A brief guide to Kubernetes networking (opens in new tab)

(ergomake.dev)

90 pointsthewizl3y ago19 comments

19 comments

19 comments · 6 top-level

jmillikin3y ago· 5 in thread

For folks interested in the Kubernetes networking model, I recommend looking elsewhere. This post appears to be content marketing wrapped in a thin shell of introductory tutorial for an approach that isn't used by non-trivial deployments.

First, if you want to do a networking tutorial, start with something simple -- an HTTP server and curl, for example. You want to be able to tcpdump the traffic to understand what's going on under the hood. The first half of the blog post is some massively complex magic -- CRDs? An operator? Just why? -- and there's no reason to run an Elasticsearch instance just to test out packet routing.

Second, you almost certainly don't want to use kube-proxy. It uses (abuses?) iptables/nftables in a way that will make your sysadmins cry tears of blood. For small deployments, every major cloud provider (AWS, Azure, GCP, etc) has a CNI plugin that lets you allocate pod IPs out of a dedicated NAT prefix. For larger or bare-metal deployments, either use IPv6 natively (if available) or 6to4 (if on an IPv4-only network). I wrote a tutorial on the 6to4 approach[0], but honestly if you have someone on staff who is familiar with the Linux kernel network configs they'll probably have a better idea of how to set it up to work with your system.

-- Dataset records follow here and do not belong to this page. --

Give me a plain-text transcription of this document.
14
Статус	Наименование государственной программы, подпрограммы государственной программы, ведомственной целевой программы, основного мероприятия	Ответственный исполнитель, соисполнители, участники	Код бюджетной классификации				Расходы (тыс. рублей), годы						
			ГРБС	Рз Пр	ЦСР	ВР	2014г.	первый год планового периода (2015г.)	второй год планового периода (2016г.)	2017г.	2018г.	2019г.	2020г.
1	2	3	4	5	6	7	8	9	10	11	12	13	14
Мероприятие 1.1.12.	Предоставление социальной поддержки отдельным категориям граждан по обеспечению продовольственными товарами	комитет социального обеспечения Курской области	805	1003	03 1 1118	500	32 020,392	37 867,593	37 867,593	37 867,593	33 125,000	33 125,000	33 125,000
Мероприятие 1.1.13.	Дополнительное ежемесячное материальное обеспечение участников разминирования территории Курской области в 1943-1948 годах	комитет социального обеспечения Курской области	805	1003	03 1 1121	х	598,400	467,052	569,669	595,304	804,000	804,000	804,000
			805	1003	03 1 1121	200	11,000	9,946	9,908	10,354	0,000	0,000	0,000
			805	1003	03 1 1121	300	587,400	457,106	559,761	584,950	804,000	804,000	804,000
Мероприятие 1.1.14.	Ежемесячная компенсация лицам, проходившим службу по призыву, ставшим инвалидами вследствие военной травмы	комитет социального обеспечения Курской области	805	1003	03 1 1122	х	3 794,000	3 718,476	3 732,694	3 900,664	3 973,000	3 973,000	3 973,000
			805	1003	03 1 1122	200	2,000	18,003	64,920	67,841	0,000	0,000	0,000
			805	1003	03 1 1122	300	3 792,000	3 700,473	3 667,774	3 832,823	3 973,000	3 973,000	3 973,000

Third, you probably want to avoid getting super-magical with your DNS. Approaches like that described in the article (coredns configured to directly resolve non-namespaced Kubernetes service names) have poor performance once you get beyond toy-sized clusters, and having to hunt down all the places your code does a single-name lookup is not fun. Instead, configure a "normal" DNS server (or equivalent non-DNS address resolver) to read Kubernetes-announced endpoints in bulk (with caching, etc), and use hostnames like `myservice.mynamespace.mycluster.yourproddomain.com`, which lets you (1) figure out where your packets are getting routed to, and (2) provision mTLS certificates to pods that let them authenticate themselves as a given service identity. Yes, it's longer, but your future self (or future underlings) will thank you.

[0] https://john-millikin.com/stateless-kubernetes-overlay-netwo...

thewizlOP3y ago

Thanks for the comment. We totally agree with your suggested approach.

The reason we went for the example and set up in the blog post is that most people aren’t as familiar with the very basics. Therefore, we wanted to set up a plausible example (which is why we deployed ES instead of just a couple of busyboxes) and kept the examples self-contained.

Btw, really liked your link. Great blog post.

deathanatos3y ago

> Second, you almost certainly don't want to use kube-proxy. It uses (abuses?) iptables/nftables […] every major cloud provider ([…] Azure […])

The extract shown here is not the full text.